Forster, responsible for wildly incohesive material from The Kite Runner to Quantum of Solace to World War Z, delivers a film that captures the look and feel of the United Kingdom, or at least some nostalgic version of it. Perpetually overcast skies and a predominance of gray tones saturate the muted color palette achieved by cinematographer Matthias Koenigswieser, which is interrupted by the brightly colored designs of Milne’s fantasy characters. Pooh’s red sweater, Piglet’s pink skin, and Eeyore’s blue fur help remind the protagonist that not everything is numbers, documentation, and presentations to a conference room of stuffy suits. Most convincing, as suggested, is the computer animation that brings Pooh and company to life, while the writers, rather than invent new and memorable sayings, rely on a quote-book of Pooh’s most famous lines, especially “I always get to where I’m going by walking away from where I’ve been” and “People say nothing is impossible, but I do nothing every day.”

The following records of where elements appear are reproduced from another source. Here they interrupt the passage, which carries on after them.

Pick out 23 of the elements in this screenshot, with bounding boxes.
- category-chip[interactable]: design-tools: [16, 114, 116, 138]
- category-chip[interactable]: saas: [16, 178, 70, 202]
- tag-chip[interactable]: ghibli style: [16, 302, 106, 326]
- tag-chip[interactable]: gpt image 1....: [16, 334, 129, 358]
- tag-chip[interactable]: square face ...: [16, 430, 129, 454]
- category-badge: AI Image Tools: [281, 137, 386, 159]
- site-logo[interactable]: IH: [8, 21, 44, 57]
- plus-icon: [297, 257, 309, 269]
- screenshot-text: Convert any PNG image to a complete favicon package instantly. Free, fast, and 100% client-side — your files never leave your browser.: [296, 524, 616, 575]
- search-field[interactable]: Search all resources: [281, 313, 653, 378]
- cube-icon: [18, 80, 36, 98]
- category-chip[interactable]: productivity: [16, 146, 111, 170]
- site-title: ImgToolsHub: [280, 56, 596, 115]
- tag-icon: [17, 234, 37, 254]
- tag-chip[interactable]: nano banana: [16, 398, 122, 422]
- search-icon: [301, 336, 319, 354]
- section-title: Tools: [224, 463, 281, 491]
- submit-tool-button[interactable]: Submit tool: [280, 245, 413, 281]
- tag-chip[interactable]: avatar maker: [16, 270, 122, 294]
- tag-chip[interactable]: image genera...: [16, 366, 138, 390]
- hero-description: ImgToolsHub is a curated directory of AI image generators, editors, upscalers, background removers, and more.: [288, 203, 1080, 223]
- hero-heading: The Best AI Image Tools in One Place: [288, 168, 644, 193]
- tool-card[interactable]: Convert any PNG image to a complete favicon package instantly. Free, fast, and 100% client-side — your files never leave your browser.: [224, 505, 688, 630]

The virtue of enjoying life, of doing nothing with loved ones rather than committing oneself to a thankless existence as a workaholic, also recalls the realization of Mr. Banks from Disney’s Mary Poppings or Robin Williams’ middle-aged Peter Pan in Hook, both obvious touchstones for the filmmakers of Christopher Robin. Which is to say, Disney has made another uninspired live-action version of a heartwarming character by relying on derivative ideas, and the result amounts to an unabashed cash-grab dependent on name-brand awareness. Having enjoyed many of Disney’s earlier Winnie the Pooh stories, either based on Milne or capturing the author’s easygoing pleasantness, Christopher Robin comes as a disappointment, as many of their live-action adaptations have. Then again, this is a minority opinion for these hugely successful productions, widely enjoyed by mainstream audiences. But after viewings of either Mary Poppins or Elf, this movie will seem suspiciously familiar.